I've gotta tell ya, I've got some really good friends. I know I am so fortunate to have so many great people in my life! Six of these friends are in my 'Gourmet Dinner group'--4 couples (including the Coreman and I) that get together once a month (if the stars align and we can all make it work) for dinner, taking turns hosting at each other's houses. It's great fun, and before you think I'm really a cooking snob, let me tell you-- in my Pastor Tim's own words, it's really just an excuse to sit around and drink wine together. Yes, my Pastor is part of this gourmet group. In fact all of these people are from my church. But don't let this scare you. We are anything but a church-y bunch. It seems like no matter what we start talking about, sooner or later the subject turns to sex or poop. My kind of people! Now don't get me wrong--Pastor Tim is wonderful at his job and truly a spiritual mentor, but the guy knows how to let his hair down--and for that I'm thankful! How else could he possibly want to be my friend?
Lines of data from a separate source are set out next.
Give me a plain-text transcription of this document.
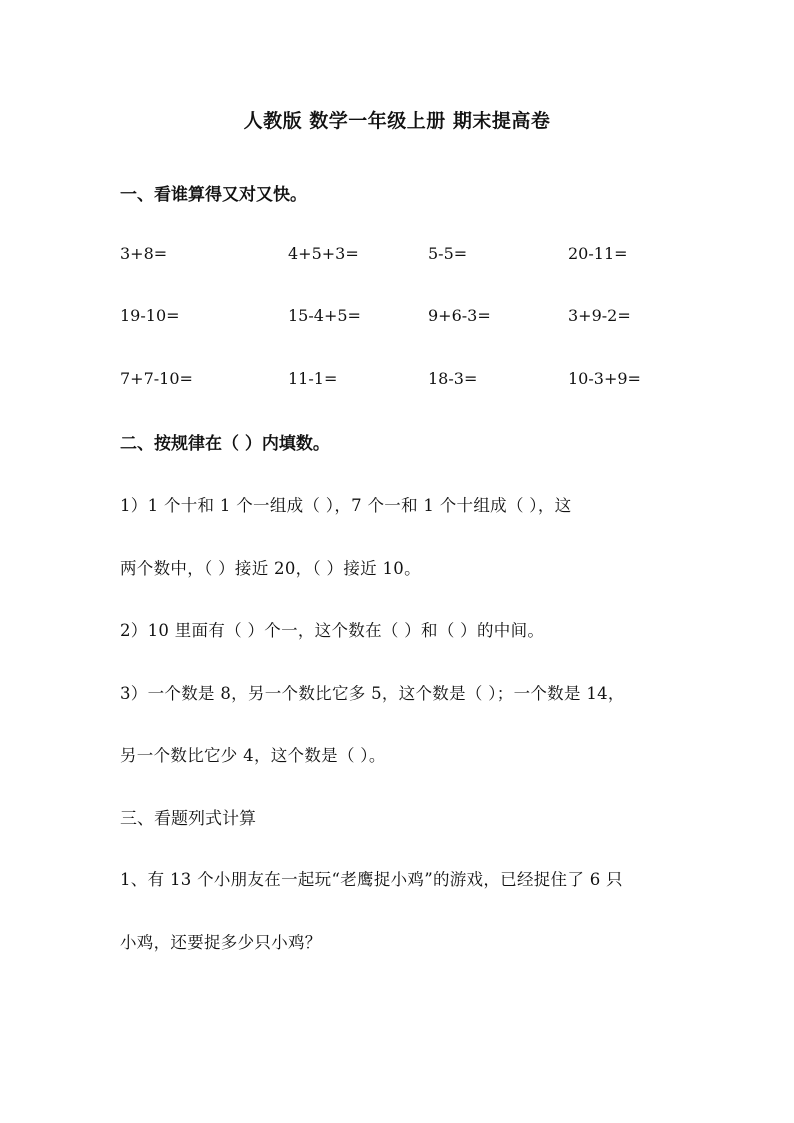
人教版 数学一年级上册 期末提高卷
一、看谁算得又对又快。
3+8=	4+5+3=	5-5=	20-11=
19-10=	15-4+5=	9+6-3=	3+9-2=
7+7-10=	11-1=	18-3=	10-3+9=
二、按规律在（ ）内填数。
1）1 个十和 1 个一组成（ ），7 个一和 1 个十组成（ ），这
两个数中，（ ）接近 20，（ ）接近 10。
2）10 里面有（ ）个一，这个数在（ ）和（ ）的中间。
3）一个数是 8，另一个数比它多 5，这个数是（ ）；一个数是 14，
另一个数比它少 4，这个数是（ ）。
三、看题列式计算
1、有 13 个小朋友在一起玩“老鹰捉小鸡”的游戏，已经捉住了 6 只
小鸡，还要捉多少只小鸡？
I knew right away Pastor Tim was cool. I hadn't been much of a church-goer, to put it lightly, before Cory and I decided to join ours. We were in a new members class, all gearing up to join, and we had to take this multiple choice quiz of sorts. (luckily we went through it together and it's not like it was graded or anything! I definitely would NOT have passed!) I did the classic thing, wanting to choose one question and then changing my mind at the last minute--and like they always say, I should have stuck with my original one. When Tim read out the one I erased, without thinking I exclaimed in a pretty loud voice, "Damn!" Everybody got quiet and Pastor Tim smiled. At the end of that class he told me about this gourmet group, said that one of the couples had to leave, and would Cory and I like to join?? Completely amazed--I mean, this was a Holy Man wanting to actually be in the same room, without being forced, with a Heavy Metal Heathen such as I--he went on to say as I mentioned above, that it was all an excuse to drink wine, and that he hoped I wasn't offended at that. I had to laugh. How could a person who says Damn in a bible class be offended by a little wine?!

So anyway, our dinner date last night was no exception to the everything-turns-to-sex-or-poop rule. Dawn recently went to Cancun with her family, and was telling a story about how this woman in front of her in the plane was non-chalantely explaining how the customs people opened her suitcase, only to find her vibrator in there. I guess the woman was trying to explain to these non-English speaking customs guys what it was used for, and that it really was harmless and not a bomb of any kind. Hilarious! I can't believe people would actually travel with those things, you are just asking for trouble of this kind. But then again, who would want to go on your vacation without your trusty friend?! I came up with this great idea--I think people should leave their vibrators in the bedside drawers of the hotels, right next to the Gideon bible. Just like with the good book, share the gospel, pass it on. Maybe along with some sex-toy cleaner, mind you. Yeah, I guess that's kind of gross. Not something you want to share. But it sure is a way to never leave home without it, without chancing big embarrassment at the airport. Hey, think of what we probably already share with others just sitting on those bedspreads, that to my horror I've heard only get washed like, once a month. EEEEEU!

I'm thinkin' 'bout good vibrations here, people. Good friends and vibrators. It's all good.